UserAccountService uaSvc = new UserAccountService();
UserAccount ua = uaSvc.GetByUserId(UserId)[0];
return Json(new { success = true, data = new { ua.UserName, ua.CustomerName, ua.Email } });

Where the UserAccountService and UserAccount are a service and entity generated using the CodeSmith netTiers templates and the Json() return function is part of Microsoft's MVC. You can substitute another encoder such as the Newtonsoft one if you're not using MVC.
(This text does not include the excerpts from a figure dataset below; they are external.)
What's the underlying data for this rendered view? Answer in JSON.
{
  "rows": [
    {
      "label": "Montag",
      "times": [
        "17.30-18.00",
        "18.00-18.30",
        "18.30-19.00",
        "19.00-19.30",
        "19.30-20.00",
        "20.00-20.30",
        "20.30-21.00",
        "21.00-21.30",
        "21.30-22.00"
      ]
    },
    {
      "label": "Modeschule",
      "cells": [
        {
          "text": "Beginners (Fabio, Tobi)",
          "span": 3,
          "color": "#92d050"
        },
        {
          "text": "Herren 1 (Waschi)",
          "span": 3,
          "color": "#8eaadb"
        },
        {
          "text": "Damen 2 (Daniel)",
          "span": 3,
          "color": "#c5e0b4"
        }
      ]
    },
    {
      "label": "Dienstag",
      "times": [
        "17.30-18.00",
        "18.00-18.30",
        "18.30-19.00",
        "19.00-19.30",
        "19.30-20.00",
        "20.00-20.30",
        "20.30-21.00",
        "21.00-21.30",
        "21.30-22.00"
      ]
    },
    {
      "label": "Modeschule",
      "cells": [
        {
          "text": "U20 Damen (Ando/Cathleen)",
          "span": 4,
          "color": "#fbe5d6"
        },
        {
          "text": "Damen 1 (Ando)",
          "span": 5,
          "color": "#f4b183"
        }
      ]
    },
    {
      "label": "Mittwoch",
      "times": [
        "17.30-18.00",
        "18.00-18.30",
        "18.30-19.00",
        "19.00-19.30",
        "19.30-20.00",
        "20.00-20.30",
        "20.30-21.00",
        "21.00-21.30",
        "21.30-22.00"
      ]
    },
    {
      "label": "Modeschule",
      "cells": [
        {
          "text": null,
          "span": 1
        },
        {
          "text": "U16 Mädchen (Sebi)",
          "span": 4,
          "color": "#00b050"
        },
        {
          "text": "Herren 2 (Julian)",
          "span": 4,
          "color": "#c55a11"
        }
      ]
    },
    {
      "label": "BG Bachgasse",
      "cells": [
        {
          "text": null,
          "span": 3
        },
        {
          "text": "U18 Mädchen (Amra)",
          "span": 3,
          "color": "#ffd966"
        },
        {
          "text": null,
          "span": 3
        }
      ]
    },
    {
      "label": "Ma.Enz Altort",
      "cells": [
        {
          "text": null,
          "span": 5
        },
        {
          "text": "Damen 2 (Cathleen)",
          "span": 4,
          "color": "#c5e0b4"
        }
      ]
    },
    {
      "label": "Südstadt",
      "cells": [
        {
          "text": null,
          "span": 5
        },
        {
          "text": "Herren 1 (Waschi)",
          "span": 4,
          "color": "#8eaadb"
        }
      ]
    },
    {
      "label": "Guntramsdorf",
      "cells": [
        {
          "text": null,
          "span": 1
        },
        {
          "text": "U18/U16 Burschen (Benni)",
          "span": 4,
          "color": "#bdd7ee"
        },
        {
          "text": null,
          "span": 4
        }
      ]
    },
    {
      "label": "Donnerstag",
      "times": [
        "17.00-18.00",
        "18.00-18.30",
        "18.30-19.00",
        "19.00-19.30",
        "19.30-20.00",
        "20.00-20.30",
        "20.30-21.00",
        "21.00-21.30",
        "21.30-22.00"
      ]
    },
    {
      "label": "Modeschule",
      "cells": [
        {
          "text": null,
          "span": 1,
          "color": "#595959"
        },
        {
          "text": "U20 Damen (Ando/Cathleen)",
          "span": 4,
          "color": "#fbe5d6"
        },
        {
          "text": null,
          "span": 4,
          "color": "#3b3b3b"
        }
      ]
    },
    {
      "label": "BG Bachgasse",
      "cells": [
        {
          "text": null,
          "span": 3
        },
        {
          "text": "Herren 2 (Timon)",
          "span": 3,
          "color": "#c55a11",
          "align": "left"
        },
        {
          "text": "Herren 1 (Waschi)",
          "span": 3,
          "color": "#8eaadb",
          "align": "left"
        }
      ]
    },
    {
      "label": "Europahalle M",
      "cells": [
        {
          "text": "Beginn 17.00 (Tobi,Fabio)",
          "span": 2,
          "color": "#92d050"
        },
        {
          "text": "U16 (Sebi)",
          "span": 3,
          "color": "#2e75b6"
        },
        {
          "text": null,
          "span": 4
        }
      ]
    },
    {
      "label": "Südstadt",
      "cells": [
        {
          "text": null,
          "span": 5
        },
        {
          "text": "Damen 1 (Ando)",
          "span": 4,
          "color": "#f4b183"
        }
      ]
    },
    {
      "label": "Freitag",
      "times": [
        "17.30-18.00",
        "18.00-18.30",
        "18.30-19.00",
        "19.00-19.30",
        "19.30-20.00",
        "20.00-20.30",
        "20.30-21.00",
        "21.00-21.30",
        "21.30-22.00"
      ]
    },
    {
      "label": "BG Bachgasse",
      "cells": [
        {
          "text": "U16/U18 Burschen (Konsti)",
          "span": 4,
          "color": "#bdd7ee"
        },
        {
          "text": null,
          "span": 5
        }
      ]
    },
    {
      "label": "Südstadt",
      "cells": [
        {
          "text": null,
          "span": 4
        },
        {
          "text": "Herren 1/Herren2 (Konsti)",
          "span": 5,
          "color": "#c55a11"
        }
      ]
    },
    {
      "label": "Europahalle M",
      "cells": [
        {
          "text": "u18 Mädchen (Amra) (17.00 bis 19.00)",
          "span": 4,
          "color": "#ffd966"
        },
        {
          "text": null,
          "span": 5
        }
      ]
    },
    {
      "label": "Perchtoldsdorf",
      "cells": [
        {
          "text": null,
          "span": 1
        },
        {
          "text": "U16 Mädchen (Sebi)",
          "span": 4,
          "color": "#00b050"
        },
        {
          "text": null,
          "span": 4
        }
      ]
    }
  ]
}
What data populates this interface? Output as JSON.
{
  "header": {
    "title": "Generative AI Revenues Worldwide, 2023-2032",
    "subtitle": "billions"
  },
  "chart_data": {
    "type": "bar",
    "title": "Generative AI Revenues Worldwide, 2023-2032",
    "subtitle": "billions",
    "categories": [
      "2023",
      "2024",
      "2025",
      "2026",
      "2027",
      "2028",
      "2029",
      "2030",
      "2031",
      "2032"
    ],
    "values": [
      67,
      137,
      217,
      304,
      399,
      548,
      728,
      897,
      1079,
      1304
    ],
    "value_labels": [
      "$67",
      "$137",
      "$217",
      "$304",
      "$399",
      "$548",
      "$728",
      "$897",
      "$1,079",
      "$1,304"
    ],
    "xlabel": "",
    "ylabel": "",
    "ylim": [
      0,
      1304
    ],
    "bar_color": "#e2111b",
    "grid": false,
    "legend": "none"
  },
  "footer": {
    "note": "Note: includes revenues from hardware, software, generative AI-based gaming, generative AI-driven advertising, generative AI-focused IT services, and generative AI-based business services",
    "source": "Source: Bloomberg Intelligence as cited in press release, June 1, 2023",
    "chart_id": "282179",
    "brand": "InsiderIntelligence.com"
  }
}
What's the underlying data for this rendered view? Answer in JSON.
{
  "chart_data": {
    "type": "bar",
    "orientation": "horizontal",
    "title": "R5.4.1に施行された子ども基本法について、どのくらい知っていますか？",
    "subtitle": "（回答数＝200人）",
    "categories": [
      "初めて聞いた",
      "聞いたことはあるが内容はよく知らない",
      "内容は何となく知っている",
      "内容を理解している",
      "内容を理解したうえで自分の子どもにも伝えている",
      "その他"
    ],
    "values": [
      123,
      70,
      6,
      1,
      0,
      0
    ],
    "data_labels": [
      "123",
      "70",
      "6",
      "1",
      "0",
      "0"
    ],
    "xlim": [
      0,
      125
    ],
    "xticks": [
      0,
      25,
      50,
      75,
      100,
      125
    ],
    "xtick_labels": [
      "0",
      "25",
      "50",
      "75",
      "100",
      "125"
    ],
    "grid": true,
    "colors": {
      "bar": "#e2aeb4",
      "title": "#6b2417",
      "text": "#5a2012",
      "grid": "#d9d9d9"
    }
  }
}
This returns JSON which looks like this; Ext.js can easily consume this:

{"success": true, data:{"UserName":"Knight", "CustomerName":"Knight Inc.", "Email":"[email protected]"}}

You can also return a list or array of data, the following uses Linq to acheive it in a very compact way

return Json(new UserAccountService().GetAll().Select(u=>new  {u.UserID, u.UserName}));

This returns data like this:

[{"UserName":"Knight", "CustomerName":"Knight Inc.", "Email":"[email protected]"}, {"UserName":"George", "CustomerName":"George Inc.", "Email":"[email protected]"}]

As you can see, compliant JSON is easy to create from netTiers query results. I haven't used templates other than the netTiers ones, but I imagine you'd go down a similar avenue.